Direktur Pusat Teknologi Informasi dan Komunikasi Badan Pengkajian dan Penerapan Teknologi (BPPT) Michael Andreas Purwoadi saat ditemui Cyberthreat.id di Gedung BPPT Jakarta, Jumat (3/5/2019). Cyberthreat.id | Oktarina Paramitha Sandy
Direktur Pusat Teknologi Informasi dan Komunikasi Badan Pengkajian dan Penerapan Teknologi (BPPT) Michael Andreas Purwoadi saat ditemui Cyberthreat.id di Gedung BPPT Jakarta, Jumat (3/5/2019). Cyberthreat.id | Oktarina Paramitha Sandy
Jakarta, Cyberthreat.id – Indonesia saat ini belum memiliki standardisasi keamanan perangkat Internet of Things (IoT). Dengan kian maraknya perangkat IoT, seharusnya pemerintah mulai menyadari pentingnya regulasi keamanan perangkat IoT.

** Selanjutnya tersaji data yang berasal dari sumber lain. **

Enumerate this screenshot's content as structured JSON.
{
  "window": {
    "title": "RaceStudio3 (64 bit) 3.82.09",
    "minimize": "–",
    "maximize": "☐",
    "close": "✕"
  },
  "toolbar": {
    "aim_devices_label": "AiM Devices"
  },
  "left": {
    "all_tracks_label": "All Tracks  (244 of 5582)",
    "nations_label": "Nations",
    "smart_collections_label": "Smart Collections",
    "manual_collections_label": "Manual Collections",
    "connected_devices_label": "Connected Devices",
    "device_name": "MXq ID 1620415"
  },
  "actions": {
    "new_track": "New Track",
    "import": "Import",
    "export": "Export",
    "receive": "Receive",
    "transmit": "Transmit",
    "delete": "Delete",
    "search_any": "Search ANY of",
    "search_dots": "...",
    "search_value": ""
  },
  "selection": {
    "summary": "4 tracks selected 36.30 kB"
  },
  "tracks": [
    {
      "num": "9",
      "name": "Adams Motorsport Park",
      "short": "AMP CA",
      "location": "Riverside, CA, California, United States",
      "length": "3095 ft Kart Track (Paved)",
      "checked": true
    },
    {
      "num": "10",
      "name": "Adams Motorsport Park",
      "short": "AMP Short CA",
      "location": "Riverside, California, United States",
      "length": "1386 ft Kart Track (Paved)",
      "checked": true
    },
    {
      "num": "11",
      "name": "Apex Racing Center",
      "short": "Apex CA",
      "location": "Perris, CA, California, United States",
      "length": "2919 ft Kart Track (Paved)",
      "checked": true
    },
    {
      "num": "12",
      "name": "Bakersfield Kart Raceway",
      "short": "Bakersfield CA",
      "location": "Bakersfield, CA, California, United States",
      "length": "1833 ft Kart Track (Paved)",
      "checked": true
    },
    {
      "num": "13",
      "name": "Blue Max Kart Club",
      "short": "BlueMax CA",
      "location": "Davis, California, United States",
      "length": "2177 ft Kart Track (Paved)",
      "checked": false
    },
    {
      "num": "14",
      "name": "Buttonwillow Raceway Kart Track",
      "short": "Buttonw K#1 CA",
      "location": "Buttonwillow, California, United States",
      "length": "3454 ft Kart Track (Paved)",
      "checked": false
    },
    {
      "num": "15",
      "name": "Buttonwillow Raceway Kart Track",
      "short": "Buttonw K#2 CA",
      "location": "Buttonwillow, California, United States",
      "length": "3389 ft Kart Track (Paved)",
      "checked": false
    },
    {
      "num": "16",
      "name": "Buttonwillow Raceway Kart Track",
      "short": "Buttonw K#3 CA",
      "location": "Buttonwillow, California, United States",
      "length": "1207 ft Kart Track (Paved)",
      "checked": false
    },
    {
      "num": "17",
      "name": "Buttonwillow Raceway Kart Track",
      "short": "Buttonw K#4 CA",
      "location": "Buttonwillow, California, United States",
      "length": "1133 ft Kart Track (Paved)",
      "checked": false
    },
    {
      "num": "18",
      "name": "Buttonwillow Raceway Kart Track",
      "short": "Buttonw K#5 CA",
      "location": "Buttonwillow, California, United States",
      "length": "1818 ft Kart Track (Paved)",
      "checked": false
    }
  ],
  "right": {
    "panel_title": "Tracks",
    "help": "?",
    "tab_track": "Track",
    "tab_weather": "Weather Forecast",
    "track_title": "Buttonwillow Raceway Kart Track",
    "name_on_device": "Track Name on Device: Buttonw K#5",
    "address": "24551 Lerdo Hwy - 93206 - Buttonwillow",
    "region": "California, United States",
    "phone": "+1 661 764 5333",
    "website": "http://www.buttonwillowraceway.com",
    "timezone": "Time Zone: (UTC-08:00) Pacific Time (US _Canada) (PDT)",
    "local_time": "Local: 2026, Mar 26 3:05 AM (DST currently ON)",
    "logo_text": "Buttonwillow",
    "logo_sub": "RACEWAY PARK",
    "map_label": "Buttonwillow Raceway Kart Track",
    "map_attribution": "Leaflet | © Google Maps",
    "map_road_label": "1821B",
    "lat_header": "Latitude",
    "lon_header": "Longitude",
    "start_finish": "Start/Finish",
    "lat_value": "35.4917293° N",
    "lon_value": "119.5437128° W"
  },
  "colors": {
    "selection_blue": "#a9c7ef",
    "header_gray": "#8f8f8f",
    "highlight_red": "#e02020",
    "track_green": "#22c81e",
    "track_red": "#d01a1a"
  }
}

Direktur Pusat Teknologi Informasi dan Komunikasi Badan Pengkajian dan Penerapan Teknologi (BPPT) mengatakan, Michael Andreas Purwoadi, mengatakan, pentingnya regulasi keamanan perangkat IoT untuk segera dibuat.
Ada dua hal, menurut dia, yang mendesak untuk segera diatur terkait perangkat IoT. Pertama, pencantuman label jaminan keamanan pada setiap produk-produk IoT yang dijual di pasaran. Label jaminan keamanan perangkat IoT itu sangat perlu dan harus ada, kata dia.
"Karena kalau terhubung dengan IoT, data-data kita kan disimpan sama produsennya," kata Purwoadi saat ditemui Cyberthreat.id di Gedung BPPT Jakarta, Jumat (3/5/2019).
Kedua, produsen juga harus memberikan jaminan keamanan terhadap data pribadi yang terkoneksi ke perangkat IoT. “Sampai kapan batas waktu data itu tersimpan juga harus ditentukan. Kita enggak tahu data kita digunakan untuk apa. Tentu ini berbahaya,” kata dia.
Berita Terkait:
Purwoadi berharap jaminan keamanan data pribadi bisa segera terakomodasi melalui RUU Perlindungan Data Pribadi yang saat ini masuk program legislasi nasional (prolegnas) DPR 2019.
IoT merupakan segala perangkat yang dipakai manusia dan bisa terkoneksi dengan internet. Contohnya, ponsel pintar, televisi, sensor udara dan cuasa, komputer, jam tangan, mobil, dan lain-lain.
Di dunia industri, kata Purwoadi, perangkat-perangkat IoT telah banyak diadopsi oleh pabrik-pabrik Indonesia. Bahkan, BPPT sendiri memanfaatkan teknologi IoT di sektor pertambangan, misalnya, memasang sensor-sensor di kilang minyak yang terhubung dengan jaringan internet. “Sehingga jika terjadi masalah sensor akan langsung mengirimkan sinyal ke sistem operator,” kata dia.
Purwoadi tak menampik jika semakin maraknya IoT, maka rentan pula penyusupan yang dilakukan peretas (hacker). Namun, selama sistem keamanan (cybersecurity) dari perangkat tersebut tangguh, peretas akan sulit mengganggu. Menyangkut hal ini, kata dia, akan ada peraturan baru khusus tentang Critical Infrastructure Information Protection/CCIP.
Berita Terkait:
Sebelumnya diberitakan, Pemerintah Inggris juga tengah mengajukan RUU berkaitan dengan keamanan perangkat IoT. Menteri Negara Digital dan Industri Kreatif Inggris, Margot James, mengatakan, perkembangan IoT yang kian pesat harus dibuat lebih aman sebab ancaman peretas (hacker) sangat tinggi. Peretas bisa menyusup ke berbagai perangkat yang terkoneksi internet dan bisa mencuri data pribadi, memata-matai korban, atau mengendalikan perangkat korban dari jarak jauh.